This Zhang Yimou epic is a curious hybrid of the bad and the beautiful. For the first hour it’s such a hammy melodrama that you wonder why no-one’s had a word with him. It’s beautiful to look at, if course. He’s a master of composition and movement. But the palace-intrigue plot is uninteresting and there’s nothing to look at but interiors with talking heads. It’s filmed in striking monochrome with odd flashes of muted colour, such as flesh tones, but this can’t sustain interest on its own.
But fast forward to 63 minutes and you reach a dynamic battle sequence set in a walled city on the edge of a deep gorge. The main weapons of choice are umbrellas made of sharp blades. There are some jaw-dropping scenes here that are like nothing you’ve ever seen before, even in a Kurasawa film. It even reminds you of Kurasawa’s Seven Samurai because the whole battle is filmed in torrential rain. It’s a spectacular cinematic vision. If only the remainder of the film could match this it would be a masterpiece, but after the battle it’s back to interior melodrama. If you have any interest in film at all, however, it’s worth watching for that central 20min sequence.

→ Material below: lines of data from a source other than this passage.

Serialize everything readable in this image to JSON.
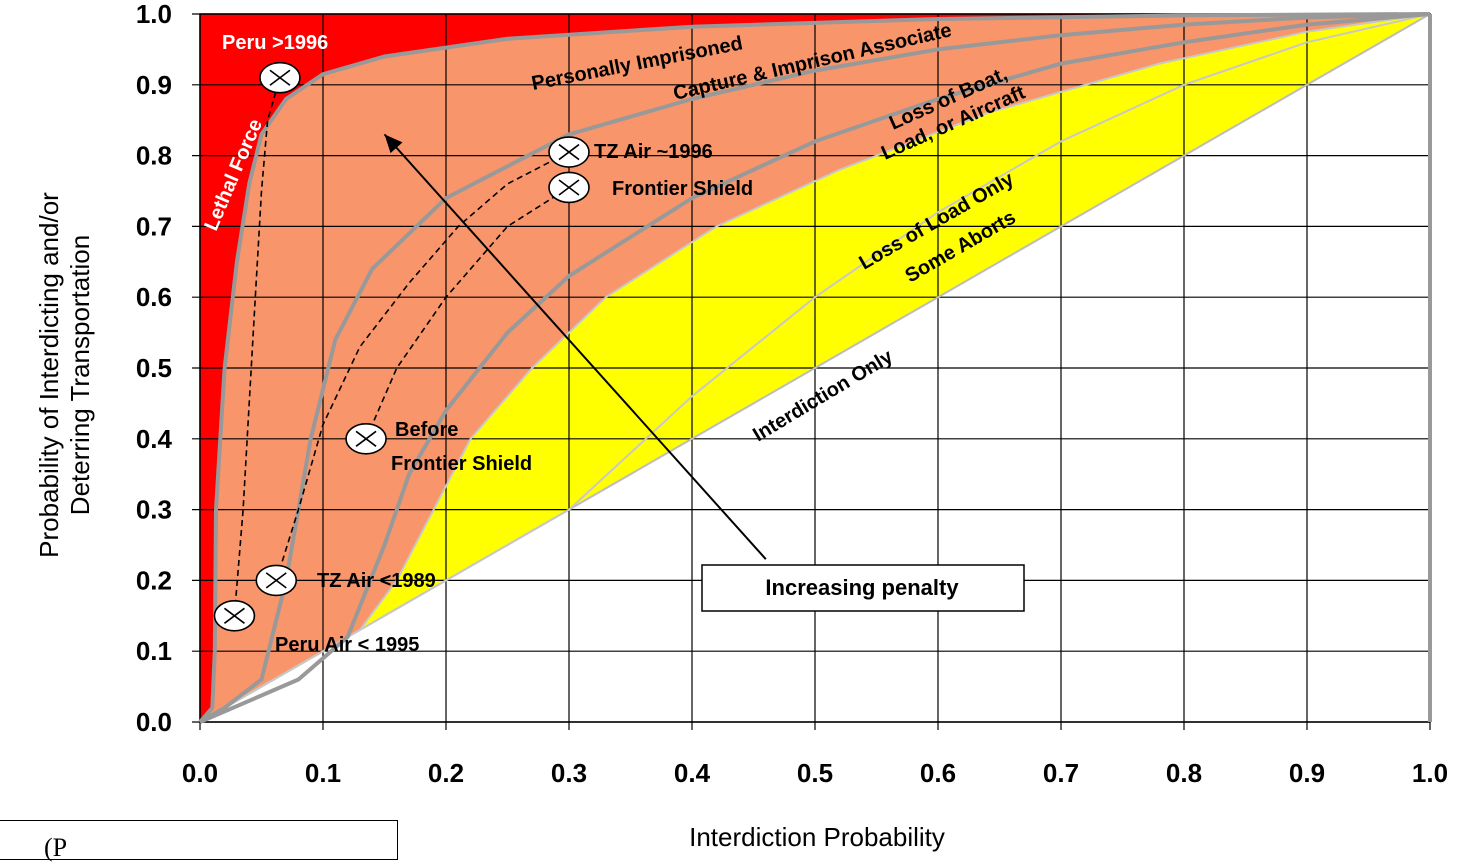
{
  "chart_data": {
    "type": "line",
    "xlabel": "Interdiction Probability",
    "ylabel": [
      "Probability of Interdicting and/or",
      "Deterring Transportation"
    ],
    "xlim": [
      0,
      1
    ],
    "ylim": [
      0,
      1
    ],
    "x_ticks": [
      "0.0",
      "0.1",
      "0.2",
      "0.3",
      "0.4",
      "0.5",
      "0.6",
      "0.7",
      "0.8",
      "0.9",
      "1.0"
    ],
    "y_ticks": [
      "0.0",
      "0.1",
      "0.2",
      "0.3",
      "0.4",
      "0.5",
      "0.6",
      "0.7",
      "0.8",
      "0.9",
      "1.0"
    ],
    "grid": true,
    "regions": [
      {
        "label": "Lethal Force",
        "color": "#ff0000"
      },
      {
        "label": "Personally Imprisoned",
        "color": "#f9956a"
      },
      {
        "label": "Capture & Imprison Associate",
        "color": "#f9956a"
      },
      {
        "label": "Loss of Boat, Load, or Aircraft",
        "color": "#ffff00"
      },
      {
        "label": "Loss of Load Only Some Aborts",
        "color": "#ffff00"
      },
      {
        "label": "Interdiction Only",
        "color": "#ffffff"
      }
    ],
    "curves": {
      "lethal_force": [
        [
          0,
          0
        ],
        [
          0.01,
          0.02
        ],
        [
          0.012,
          0.1
        ],
        [
          0.013,
          0.3
        ],
        [
          0.02,
          0.5
        ],
        [
          0.03,
          0.65
        ],
        [
          0.04,
          0.76
        ],
        [
          0.05,
          0.83
        ],
        [
          0.07,
          0.88
        ],
        [
          0.1,
          0.915
        ],
        [
          0.15,
          0.94
        ],
        [
          0.25,
          0.965
        ],
        [
          0.4,
          0.982
        ],
        [
          0.6,
          0.993
        ],
        [
          0.8,
          0.998
        ],
        [
          1,
          1
        ]
      ],
      "personally_imprisoned": [
        [
          0,
          0
        ],
        [
          0.02,
          0.02
        ],
        [
          0.05,
          0.06
        ],
        [
          0.07,
          0.2
        ],
        [
          0.09,
          0.4
        ],
        [
          0.11,
          0.54
        ],
        [
          0.14,
          0.64
        ],
        [
          0.2,
          0.74
        ],
        [
          0.3,
          0.83
        ],
        [
          0.4,
          0.88
        ],
        [
          0.5,
          0.92
        ],
        [
          0.6,
          0.95
        ],
        [
          0.7,
          0.97
        ],
        [
          0.8,
          0.985
        ],
        [
          0.9,
          0.995
        ],
        [
          1,
          1
        ]
      ],
      "capture_associate": [
        [
          0,
          0
        ],
        [
          0.04,
          0.03
        ],
        [
          0.08,
          0.06
        ],
        [
          0.12,
          0.12
        ],
        [
          0.15,
          0.25
        ],
        [
          0.17,
          0.35
        ],
        [
          0.2,
          0.44
        ],
        [
          0.25,
          0.55
        ],
        [
          0.3,
          0.63
        ],
        [
          0.4,
          0.74
        ],
        [
          0.5,
          0.82
        ],
        [
          0.6,
          0.88
        ],
        [
          0.7,
          0.93
        ],
        [
          0.8,
          0.96
        ],
        [
          0.9,
          0.985
        ],
        [
          1,
          1
        ]
      ],
      "loss_of_boat": [
        [
          0,
          0
        ],
        [
          0.1,
          0.1
        ],
        [
          0.2,
          0.2
        ],
        [
          0.3,
          0.3
        ],
        [
          0.4,
          0.46
        ],
        [
          0.5,
          0.6
        ],
        [
          0.6,
          0.72
        ],
        [
          0.7,
          0.82
        ],
        [
          0.8,
          0.9
        ],
        [
          0.9,
          0.96
        ],
        [
          1,
          1
        ]
      ],
      "loss_of_load": [
        [
          0,
          0
        ],
        [
          0.13,
          0.13
        ],
        [
          0.16,
          0.2
        ],
        [
          0.19,
          0.3
        ],
        [
          0.22,
          0.4
        ],
        [
          0.27,
          0.5
        ],
        [
          0.33,
          0.6
        ],
        [
          0.42,
          0.7
        ],
        [
          0.52,
          0.78
        ],
        [
          0.64,
          0.86
        ],
        [
          0.78,
          0.93
        ],
        [
          0.9,
          0.975
        ],
        [
          1,
          1
        ]
      ],
      "interdiction_only": [
        [
          0,
          0
        ],
        [
          0.1,
          0.1
        ],
        [
          0.2,
          0.2
        ],
        [
          0.3,
          0.3
        ],
        [
          0.4,
          0.4
        ],
        [
          0.5,
          0.5
        ],
        [
          0.6,
          0.6
        ],
        [
          0.7,
          0.7
        ],
        [
          0.8,
          0.8
        ],
        [
          0.9,
          0.9
        ],
        [
          1,
          1
        ]
      ]
    },
    "trajectories": [
      [
        [
          0.028,
          0.15
        ],
        [
          0.035,
          0.3
        ],
        [
          0.04,
          0.45
        ],
        [
          0.045,
          0.6
        ],
        [
          0.05,
          0.75
        ],
        [
          0.055,
          0.85
        ],
        [
          0.065,
          0.91
        ]
      ],
      [
        [
          0.062,
          0.2
        ],
        [
          0.08,
          0.3
        ],
        [
          0.1,
          0.42
        ],
        [
          0.13,
          0.53
        ],
        [
          0.17,
          0.62
        ],
        [
          0.21,
          0.7
        ],
        [
          0.25,
          0.76
        ],
        [
          0.3,
          0.805
        ]
      ],
      [
        [
          0.135,
          0.4
        ],
        [
          0.16,
          0.5
        ],
        [
          0.2,
          0.6
        ],
        [
          0.25,
          0.7
        ],
        [
          0.3,
          0.755
        ]
      ]
    ],
    "points": [
      {
        "label": "Peru Air < 1995",
        "x": 0.028,
        "y": 0.15
      },
      {
        "label": "TZ Air <1989",
        "x": 0.062,
        "y": 0.2
      },
      {
        "label": "Before Frontier Shield",
        "x": 0.135,
        "y": 0.4
      },
      {
        "label": "Frontier Shield",
        "x": 0.3,
        "y": 0.755
      },
      {
        "label": "TZ Air ~1996",
        "x": 0.3,
        "y": 0.805
      },
      {
        "label": "Peru >1996",
        "x": 0.065,
        "y": 0.91
      }
    ],
    "annotations": [
      {
        "text": "Increasing penalty",
        "arrow_from": [
          0.46,
          0.23
        ],
        "arrow_to": [
          0.15,
          0.83
        ]
      }
    ]
  },
  "labels": {
    "peru_1996": "Peru >1996",
    "lethal_force": "Lethal Force",
    "personally_imprisoned": "Personally Imprisoned",
    "capture_associate": "Capture & Imprison Associate",
    "loss_boat_1": "Loss of Boat,",
    "loss_boat_2": "Load, or Aircraft",
    "loss_load_1": "Loss of Load Only",
    "loss_load_2": "Some Aborts",
    "interdiction_only": "Interdiction Only",
    "tz_air_1996": "TZ Air ~1996",
    "frontier_shield": "Frontier Shield",
    "before_fs_1": "Before",
    "before_fs_2": "Frontier Shield",
    "tz_air_1989": "TZ Air <1989",
    "peru_air_1995": "Peru Air < 1995",
    "increasing_penalty": "Increasing penalty"
  },
  "formula": {
    "text": "(P"
  },
  "colors": {
    "lethal": "#ff0000",
    "salmon": "#f9956a",
    "yellow": "#ffff00",
    "curve": "#999999",
    "grid": "#000000"
  }
}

I began watching it in Madorin with English subtitles but they shot by too quickly so i watched the film with English dub. it was a mistake. The dubbing is very poor quality with ridiculous American accents. The first half of the film plods by, great costumes but hammy drama. towards the end of the film we have some beautiful imagery of sweeping mountains,, dark craggy valleys, armies sweeping into attack, rain, and an interplay between music and black and white and elemental forces. By this point one did not really care. I really wanted to like it, but could not.
Not the best of choices!
I firmly believe that this film was simply trying too hard to be a 'Crouching Tiger Hidden Dragon' type of show.
It failed miserably!
We watched an hour of this and finally gave up as the action was poorly directed and the actors themselves were struggling!